Régulations d’organisations fédérales américaines.
Le gouvernement américain exerce aussi des pressions sur ces institutions de manière indirecte, par la régulation d’organismes fédéraux. Par exemple, en mai dernier, le Department of Homeland Security (DHS) a décrété qu’Harvard ne pourrait plus accepter d’échanges étudiants venant de l’étranger, prétextant une collaboration avec le parti communiste chinois. Cette mesure aurait empêché les étudiants canadiens d’entrer en relation avec l’université américaine.

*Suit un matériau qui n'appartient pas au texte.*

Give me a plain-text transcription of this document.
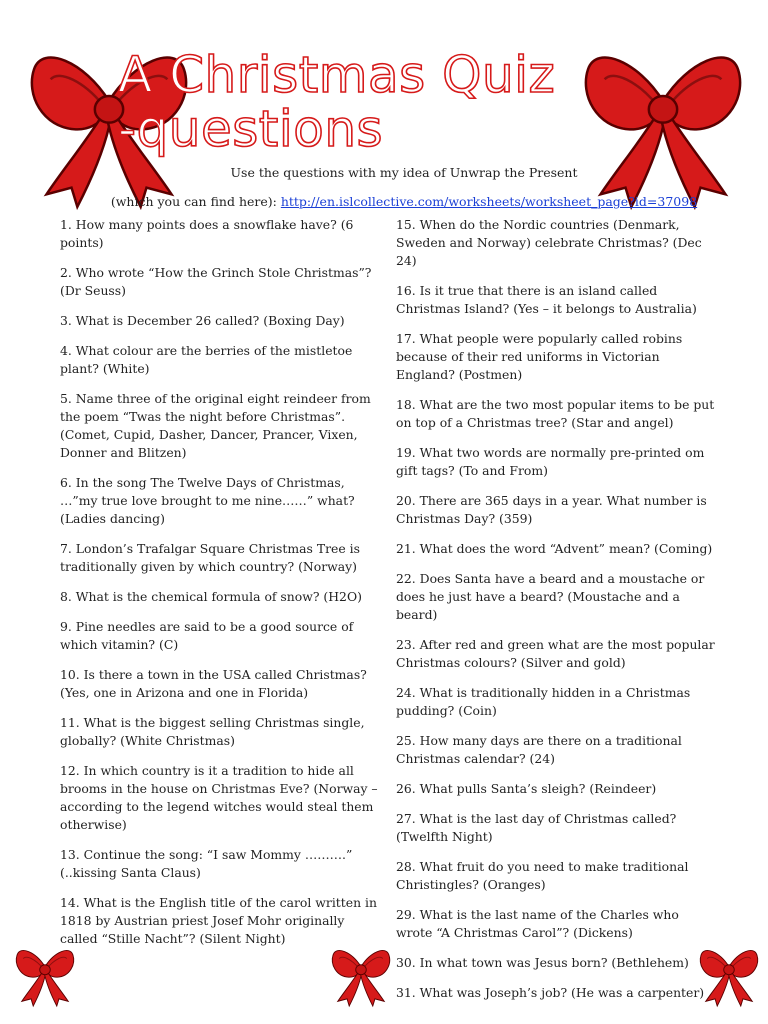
A Christmas Quiz
-questions
Use the questions with my idea of Unwrap the Present
(which you can find here): http://en.islcollective.com/worksheets/worksheet_page?id=37098

1. How many points does a snowflake have? (6 points)

2. Who wrote “How the Grinch Stole Christmas”? (Dr Seuss)

3. What is December 26 called? (Boxing Day)

4. What colour are the berries of the mistletoe plant? (White)

5. Name three of the original eight reindeer from the poem “Twas the night before Christmas”. (Comet, Cupid, Dasher, Dancer, Prancer, Vixen, Donner and Blitzen)

6. In the song The Twelve Days of Christmas, …”my true love brought to me nine……” what? (Ladies dancing)

7. London’s Trafalgar Square Christmas Tree is traditionally given by which country? (Norway)

8. What is the chemical formula of snow? (H2O)

9. Pine needles are said to be a good source of which vitamin? (C)

10. Is there a town in the USA called Christmas? (Yes, one in Arizona and one in Florida)

11. What is the biggest selling Christmas single, globally? (White Christmas)

12. In which country is it a tradition to hide all brooms in the house on Christmas Eve? (Norway – according to the legend witches would steal them otherwise)

13. Continue the song: “I saw Mommy ……….” (..kissing Santa Claus)

14. What is the English title of the carol written in 1818 by Austrian priest Josef Mohr originally called “Stille Nacht”? (Silent Night)

15. When do the Nordic countries (Denmark, Sweden and Norway) celebrate Christmas? (Dec 24)

16. Is it true that there is an island called Christmas Island? (Yes – it belongs to Australia)

17. What people were popularly called robins because of their red uniforms in Victorian England? (Postmen)

18. What are the two most popular items to be put on top of a Christmas tree? (Star and angel)

19. What two words are normally pre-printed om gift tags? (To and From)

20. There are 365 days in a year. What number is Christmas Day? (359)

21. What does the word “Advent” mean? (Coming)

22. Does Santa have a beard and a moustache or does he just have a beard? (Moustache and a beard)

23. After red and green what are the most popular Christmas colours? (Silver and gold)

24. What is traditionally hidden in a Christmas pudding? (Coin)

25. How many days are there on a traditional Christmas calendar? (24)

26. What pulls Santa’s sleigh? (Reindeer)

27. What is the last day of Christmas called? (Twelfth Night)

28. What fruit do you need to make traditional Christingles? (Oranges)

29. What is the last name of the Charles who wrote “A Christmas Carol”? (Dickens)

30. In what town was Jesus born? (Bethlehem)

31. What was Joseph’s job? (He was a carpenter)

Par ailleurs, le département américain Health and Human Services, l’Agency for Healthcare Research and Quality, et l’Office of Personal Management ont censuré plusieurs articles publiés sur le site gouvernemental PSNET, portant, entre autres, sur la santé de personnes transgenres. Cette censure est conforme à l’ordre exécutif Defending women from gender ideology extremism and restoring biological truth to the federal government. Cependant, les auteurs de l’article censuré voulaient assurer de meilleurs soins pour les patients appartenant à cette démographie. Dans la même veine, le CDC, une agence gouvernementale, a ordonné la rétractation et la censure de tous ses articles contenant des mots interdits, incluant «transgenre».
Les Conséquences
Ces mesures du gouvernement américain ne sont pas sans conséquences pour les savants canadiens. Certaines conférences canadiennes aux États-Unis ont été annulées par des universités américaines en raison de conflit idéologique, d’autres sont annulées par les professionnels eux-mêmes: « Par mesure de prudence, certains collègues ont décidé d’annuler des prestations », remarque Abdolaye Anne, professeur titulaire de l’Université Laval en sciences de l’éducation. Qui plus est, les États-Unis sont un acteur important dans le domaine de la recherche. Ainsi, plusieurs chercheurs canadiens reçoivent également des sous-traitances d’universités américaines financées par les Instituts Nationaux de la Santé (NIH) pour réaliser une partie des recherches au Canada. Or, en vue des révisions budgétaires de Washington, certaines universités américaines ont réduit leurs dépenses et annoncé un gel d’embauches. Les révisions budgétaires de l’administration Trump ont détruit plusieurs projets de recherche américains. Le monde académique n’opère pas en vase clos : les chercheurs canadiens et internationaux s’appuient souvent sur la recherche américaine. Ainsi, les infractions américaines à la liberté académique : rétractations, censures, pressions budgétaires peuvent appauvrir l’état général des connaissances humaines, surtout dans les domaines politiquement sensibles.